En 324, Constantin décide de transférer le siège de l’empire de Rome vers Byzance, qu’il appelle « Nova Roma » (Nouvelle Rome). Le nom ne parvient pas à être adopté, et la ville est désormais connue sous celui de Constantinople, la ville de Constantin. Ce dernier entreprend, entre autres grands travaux d’embellissement, d’agrandir l’hippodrome pour en faire un champ de course de quelque 450 mètres de long pouvant accueillir 100 000 spectateurs.

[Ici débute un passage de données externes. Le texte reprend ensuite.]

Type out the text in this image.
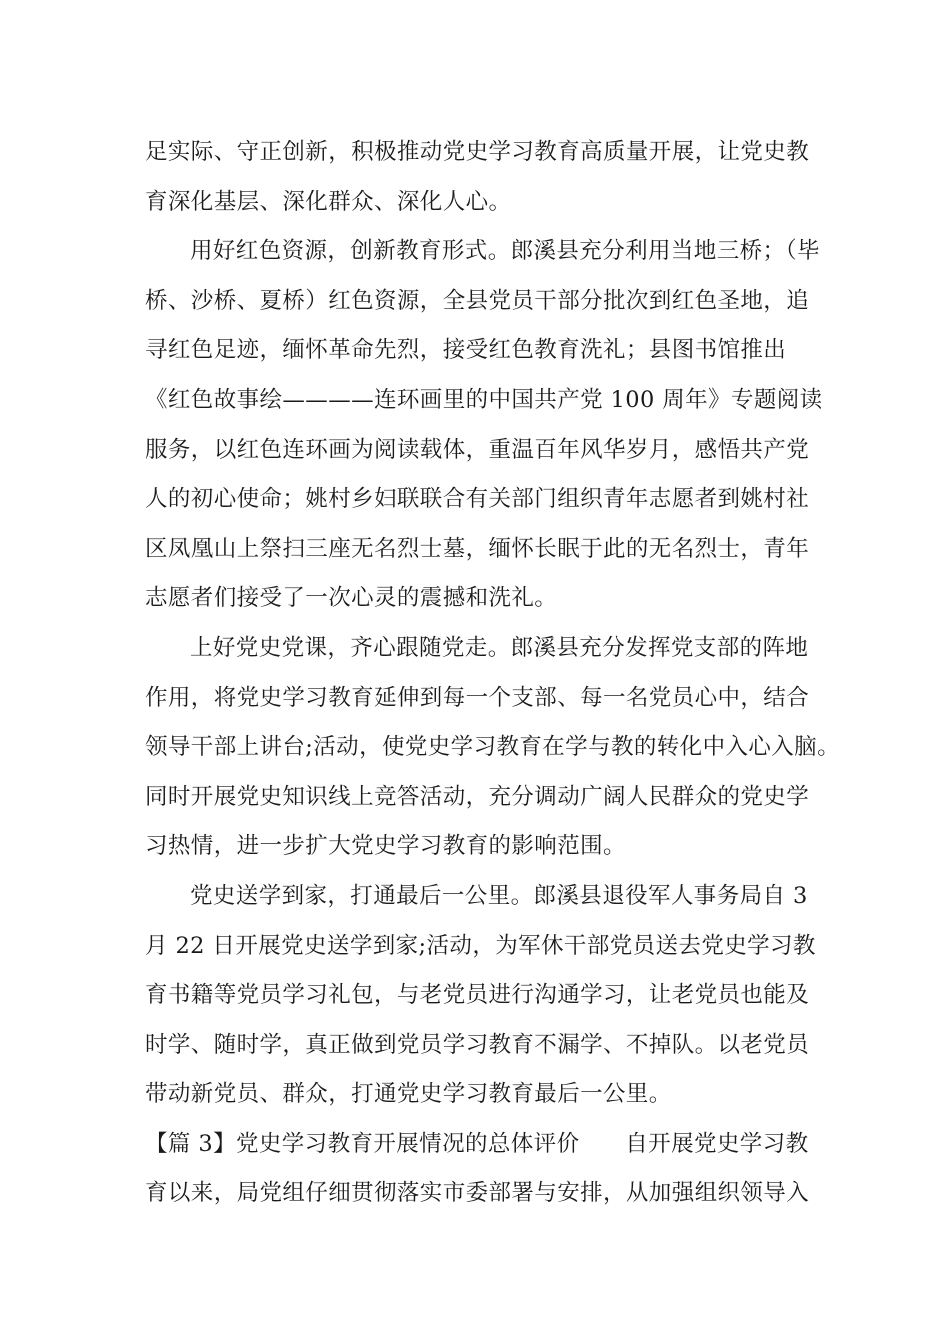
足实际、守正创新，积极推动党史学习教育高质量开展，让党史教
育深化基层、深化群众、深化人心。
用好红色资源，创新教育形式。郎溪县充分利用当地三桥；（毕
桥、沙桥、夏桥）红色资源，全县党员干部分批次到红色圣地，追
寻红色足迹，缅怀革命先烈，接受红色教育洗礼；县图书馆推出
《红色故事绘————连环画里的中国共产党 100 周年》专题阅读
服务，以红色连环画为阅读载体，重温百年风华岁月，感悟共产党
人的初心使命；姚村乡妇联联合有关部门组织青年志愿者到姚村社
区凤凰山上祭扫三座无名烈士墓，缅怀长眠于此的无名烈士，青年
志愿者们接受了一次心灵的震撼和洗礼。
上好党史党课，齐心跟随党走。郎溪县充分发挥党支部的阵地
作用，将党史学习教育延伸到每一个支部、每一名党员心中，结合
领导干部上讲台;活动，使党史学习教育在学与教的转化中入心入脑。
同时开展党史知识线上竞答活动，充分调动广阔人民群众的党史学
习热情，进一步扩大党史学习教育的影响范围。
党史送学到家，打通最后一公里。郎溪县退役军人事务局自 3
月 22 日开展党史送学到家;活动，为军休干部党员送去党史学习教
育书籍等党员学习礼包，与老党员进行沟通学习，让老党员也能及
时学、随时学，真正做到党员学习教育不漏学、不掉队。以老党员
带动新党员、群众，打通党史学习教育最后一公里。
【篇 3】党史学习教育开展情况的总体评价　　自开展党史学习教
育以来，局党组仔细贯彻落实市委部署与安排，从加强组织领导入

Pendant toute la période byzantine, l’hippodrome est le centre de la vie sociale de la cité. Des sommes énormes sont engagées dans les paris autour des courses de chevaux et la ville est divisée entre les supporteurs des Bleus (Venetii) et des Verts (Prasinoi), les Rouges (Rousioi) et les Blancs (Leukoi) étant pour leur part graduellement marginalisés et absorbés par les deux premières factions. Ces factions prennent progressivement une couleur politique et religieuse, et mènent parfois des combats qui débouchent sur de véritables guerres civiles comme la sédition Nika en 532.

Constantinople ne s’est jamais réellement relevée du sac de la ville, en 1203 et 1204, lors de la quatrième croisade, bien que l’empire ait nominalement survécu jusqu’en 1453. L’hippodrome, partiellement incendié, ne fut pas reconstruit. Les Ottomans qui font de la ville leur capitale ne prêtent aucun intérêt aux courses de chevaux et l’hippodrome reste à l’abandon. Le site, inoccupé, est utilisé pour des cérémonies officielles, comme la célébration de la circoncision du prince Mehmet, fils de Murad III, l’occasion d’un fastueux défilé des guildes dans l’arène de l’hippodrome (cette cérémonie a été immortalisée par les enluminures conservées à la bibliothèque du palais du Topkapi).

L’hippodrome est devenu aujourd’hui un lieu de promenade très fréquenté et touristique, connu sous le nom de « Sultanahmet Meydanı » (place du Sultan-Ahmet), ou encore « At Meydanı » (place aux Chevaux).